Dr. Rane was in his dining-room that night, the white blind drawn before the window, and writing by the light of a shaded candle. Bessy North had said to her father that Oliver was busy with a medical work from which he expected good returns when published. It was so. He spared himself no labour; over that, or anything else: often writing far into the small hours. He was a patient, persevering man: once give him a chance of success, a fair start on life's road, and he would be sure to go on to fortune. He said this to himself continually; and he was not mistaken.
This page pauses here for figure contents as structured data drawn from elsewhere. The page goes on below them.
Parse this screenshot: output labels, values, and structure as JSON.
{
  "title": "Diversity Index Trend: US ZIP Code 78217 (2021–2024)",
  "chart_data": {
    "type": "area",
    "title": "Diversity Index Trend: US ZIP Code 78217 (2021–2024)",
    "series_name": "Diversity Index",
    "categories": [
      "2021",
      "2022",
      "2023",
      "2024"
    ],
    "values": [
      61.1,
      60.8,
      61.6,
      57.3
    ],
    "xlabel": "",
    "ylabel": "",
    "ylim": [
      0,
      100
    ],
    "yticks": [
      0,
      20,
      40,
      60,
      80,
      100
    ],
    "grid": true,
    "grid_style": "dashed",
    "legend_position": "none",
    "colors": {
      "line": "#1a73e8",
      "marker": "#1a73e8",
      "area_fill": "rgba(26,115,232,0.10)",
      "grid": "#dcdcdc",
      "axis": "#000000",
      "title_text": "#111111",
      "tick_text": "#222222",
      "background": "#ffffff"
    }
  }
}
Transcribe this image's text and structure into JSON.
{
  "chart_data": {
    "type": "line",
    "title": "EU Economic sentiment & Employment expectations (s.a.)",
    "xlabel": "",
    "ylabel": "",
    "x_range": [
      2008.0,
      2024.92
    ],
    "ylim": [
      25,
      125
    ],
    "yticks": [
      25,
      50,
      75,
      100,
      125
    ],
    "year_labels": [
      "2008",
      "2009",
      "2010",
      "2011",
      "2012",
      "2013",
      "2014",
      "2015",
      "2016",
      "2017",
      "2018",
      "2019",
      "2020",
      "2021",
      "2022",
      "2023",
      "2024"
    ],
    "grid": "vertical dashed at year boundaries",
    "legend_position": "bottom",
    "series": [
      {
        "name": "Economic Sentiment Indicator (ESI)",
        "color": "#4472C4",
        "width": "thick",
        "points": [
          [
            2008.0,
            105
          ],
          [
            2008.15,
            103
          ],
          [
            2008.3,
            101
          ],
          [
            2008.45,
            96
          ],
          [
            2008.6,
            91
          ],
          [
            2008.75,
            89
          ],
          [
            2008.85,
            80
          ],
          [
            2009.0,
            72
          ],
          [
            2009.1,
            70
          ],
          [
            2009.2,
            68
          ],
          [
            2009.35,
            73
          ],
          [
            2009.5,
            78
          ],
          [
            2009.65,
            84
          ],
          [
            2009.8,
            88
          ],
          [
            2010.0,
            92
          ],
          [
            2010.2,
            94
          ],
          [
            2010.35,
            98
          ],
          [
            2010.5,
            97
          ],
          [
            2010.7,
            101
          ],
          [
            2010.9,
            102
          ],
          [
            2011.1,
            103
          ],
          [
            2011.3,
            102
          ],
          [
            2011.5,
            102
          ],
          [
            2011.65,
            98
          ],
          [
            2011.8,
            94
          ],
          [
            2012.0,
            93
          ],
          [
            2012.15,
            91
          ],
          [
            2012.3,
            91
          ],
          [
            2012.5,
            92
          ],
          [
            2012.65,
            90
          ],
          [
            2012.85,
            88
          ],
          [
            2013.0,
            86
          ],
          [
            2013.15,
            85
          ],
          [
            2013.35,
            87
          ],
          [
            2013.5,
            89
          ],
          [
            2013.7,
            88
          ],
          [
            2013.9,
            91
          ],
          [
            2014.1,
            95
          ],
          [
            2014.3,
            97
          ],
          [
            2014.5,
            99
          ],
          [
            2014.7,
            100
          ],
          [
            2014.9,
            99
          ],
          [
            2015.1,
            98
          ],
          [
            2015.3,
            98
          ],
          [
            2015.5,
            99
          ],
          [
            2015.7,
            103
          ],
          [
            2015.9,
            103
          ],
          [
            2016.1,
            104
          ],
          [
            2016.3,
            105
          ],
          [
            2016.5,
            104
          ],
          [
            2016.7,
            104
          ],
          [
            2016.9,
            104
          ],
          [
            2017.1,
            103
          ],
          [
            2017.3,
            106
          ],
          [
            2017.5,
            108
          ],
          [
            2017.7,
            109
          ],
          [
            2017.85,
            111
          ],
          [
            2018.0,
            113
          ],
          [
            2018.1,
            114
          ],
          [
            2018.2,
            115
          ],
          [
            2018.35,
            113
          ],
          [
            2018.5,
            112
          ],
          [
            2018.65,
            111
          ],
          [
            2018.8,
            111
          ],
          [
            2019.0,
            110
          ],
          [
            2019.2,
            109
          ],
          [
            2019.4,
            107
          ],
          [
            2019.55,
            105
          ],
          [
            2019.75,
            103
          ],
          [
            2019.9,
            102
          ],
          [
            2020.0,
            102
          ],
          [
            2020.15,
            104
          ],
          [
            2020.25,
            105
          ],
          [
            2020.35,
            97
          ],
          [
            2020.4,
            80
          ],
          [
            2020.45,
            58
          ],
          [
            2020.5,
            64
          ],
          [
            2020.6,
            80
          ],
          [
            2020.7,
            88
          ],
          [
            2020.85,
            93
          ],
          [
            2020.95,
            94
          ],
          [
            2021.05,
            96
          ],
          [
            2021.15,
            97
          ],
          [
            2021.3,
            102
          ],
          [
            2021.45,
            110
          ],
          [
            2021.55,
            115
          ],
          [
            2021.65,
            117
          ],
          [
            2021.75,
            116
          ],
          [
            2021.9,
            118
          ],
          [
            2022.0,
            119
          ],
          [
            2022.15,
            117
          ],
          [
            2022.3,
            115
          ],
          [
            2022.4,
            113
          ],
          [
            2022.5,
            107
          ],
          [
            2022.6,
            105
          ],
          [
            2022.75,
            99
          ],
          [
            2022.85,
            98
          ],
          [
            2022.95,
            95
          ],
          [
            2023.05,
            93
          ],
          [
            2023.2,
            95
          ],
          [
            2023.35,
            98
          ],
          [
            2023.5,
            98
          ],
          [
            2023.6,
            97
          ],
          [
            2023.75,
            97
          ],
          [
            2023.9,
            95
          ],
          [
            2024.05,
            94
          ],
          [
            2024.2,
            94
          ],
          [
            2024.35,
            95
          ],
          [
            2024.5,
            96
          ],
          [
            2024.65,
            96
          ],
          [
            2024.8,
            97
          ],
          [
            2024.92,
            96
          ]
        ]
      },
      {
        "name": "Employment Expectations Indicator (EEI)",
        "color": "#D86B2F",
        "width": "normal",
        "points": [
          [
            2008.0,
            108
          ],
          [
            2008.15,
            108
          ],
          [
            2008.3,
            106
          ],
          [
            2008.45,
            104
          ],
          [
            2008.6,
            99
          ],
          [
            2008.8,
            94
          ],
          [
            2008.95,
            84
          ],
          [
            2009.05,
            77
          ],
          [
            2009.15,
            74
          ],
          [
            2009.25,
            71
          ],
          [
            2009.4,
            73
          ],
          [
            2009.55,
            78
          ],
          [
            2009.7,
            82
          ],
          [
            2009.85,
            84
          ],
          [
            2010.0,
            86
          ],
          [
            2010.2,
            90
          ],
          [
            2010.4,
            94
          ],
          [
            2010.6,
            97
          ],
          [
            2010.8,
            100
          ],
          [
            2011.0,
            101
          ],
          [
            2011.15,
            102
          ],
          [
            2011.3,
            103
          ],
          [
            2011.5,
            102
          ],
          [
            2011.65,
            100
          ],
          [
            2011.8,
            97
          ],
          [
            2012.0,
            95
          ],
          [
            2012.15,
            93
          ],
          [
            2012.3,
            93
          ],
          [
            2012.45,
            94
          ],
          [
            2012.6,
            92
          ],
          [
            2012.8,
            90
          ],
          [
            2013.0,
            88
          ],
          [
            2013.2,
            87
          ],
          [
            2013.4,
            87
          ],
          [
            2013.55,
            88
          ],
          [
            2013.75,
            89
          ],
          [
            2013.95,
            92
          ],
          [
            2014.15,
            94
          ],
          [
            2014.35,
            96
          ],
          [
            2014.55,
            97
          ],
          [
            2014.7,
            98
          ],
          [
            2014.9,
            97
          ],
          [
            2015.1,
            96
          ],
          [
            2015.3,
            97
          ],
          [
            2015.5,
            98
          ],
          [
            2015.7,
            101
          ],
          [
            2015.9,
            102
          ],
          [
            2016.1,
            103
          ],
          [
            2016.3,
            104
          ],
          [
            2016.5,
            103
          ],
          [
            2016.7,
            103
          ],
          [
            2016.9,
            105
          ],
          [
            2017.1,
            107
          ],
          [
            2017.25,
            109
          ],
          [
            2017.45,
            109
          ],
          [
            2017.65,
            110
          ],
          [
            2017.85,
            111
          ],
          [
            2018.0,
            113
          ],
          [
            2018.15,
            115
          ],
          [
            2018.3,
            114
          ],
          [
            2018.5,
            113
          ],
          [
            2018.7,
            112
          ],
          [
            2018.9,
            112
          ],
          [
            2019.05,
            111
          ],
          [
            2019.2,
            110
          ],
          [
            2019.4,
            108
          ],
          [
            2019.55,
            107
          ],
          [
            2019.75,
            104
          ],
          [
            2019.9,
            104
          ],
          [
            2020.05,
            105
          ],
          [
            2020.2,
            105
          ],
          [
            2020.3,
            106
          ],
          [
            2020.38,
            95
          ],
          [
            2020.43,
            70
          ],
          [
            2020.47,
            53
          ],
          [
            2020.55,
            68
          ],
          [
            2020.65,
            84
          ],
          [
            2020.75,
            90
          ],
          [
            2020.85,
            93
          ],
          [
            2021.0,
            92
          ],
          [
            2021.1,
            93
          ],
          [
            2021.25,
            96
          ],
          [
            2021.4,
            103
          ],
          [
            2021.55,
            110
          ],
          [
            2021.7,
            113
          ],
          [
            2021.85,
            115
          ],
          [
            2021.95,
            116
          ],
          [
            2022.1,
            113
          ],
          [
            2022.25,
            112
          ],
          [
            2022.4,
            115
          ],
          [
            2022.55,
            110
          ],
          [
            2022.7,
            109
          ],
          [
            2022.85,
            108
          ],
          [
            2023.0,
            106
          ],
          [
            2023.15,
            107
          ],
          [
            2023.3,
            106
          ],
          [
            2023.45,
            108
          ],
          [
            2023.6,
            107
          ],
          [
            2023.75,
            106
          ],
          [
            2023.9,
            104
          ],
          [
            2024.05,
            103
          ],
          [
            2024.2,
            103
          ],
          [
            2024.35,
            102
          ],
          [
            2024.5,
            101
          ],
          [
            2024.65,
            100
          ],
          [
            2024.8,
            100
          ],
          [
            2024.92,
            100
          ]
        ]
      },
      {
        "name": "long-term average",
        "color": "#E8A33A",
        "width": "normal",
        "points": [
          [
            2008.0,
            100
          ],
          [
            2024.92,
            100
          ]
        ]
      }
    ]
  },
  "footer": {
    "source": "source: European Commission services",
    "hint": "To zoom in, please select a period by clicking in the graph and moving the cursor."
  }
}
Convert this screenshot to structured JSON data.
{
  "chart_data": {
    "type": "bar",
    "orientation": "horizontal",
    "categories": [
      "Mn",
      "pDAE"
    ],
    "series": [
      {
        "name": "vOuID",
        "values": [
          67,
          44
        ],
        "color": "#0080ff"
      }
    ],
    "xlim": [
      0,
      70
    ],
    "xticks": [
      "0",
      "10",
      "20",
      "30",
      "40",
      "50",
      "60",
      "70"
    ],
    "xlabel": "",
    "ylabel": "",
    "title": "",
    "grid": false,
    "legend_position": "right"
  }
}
But the chance had not come yet.
The clock was striking eight, when the doctor heard a ring at his door-bell, and Phillis appeared, showing in Richard North. A thrill passed through Oliver Rane; perhaps he could not have told why or wherefore.
Richard sat down and began to talk about Wilks, asking what he had to ask, entering into the question generally. Dr. Rane listened in silence.
"I beg your pardon," he suddenly said, remembering his one shaded candle. "I ought to have asked for more light."
"It's quite light enough for me," replied Richard. "Don't trouble. To go back to Wilks: Did he say anything about the bill in your hearing, Rane?"
"Not a word; not a syllable. Or, if he did, I failed to catch it."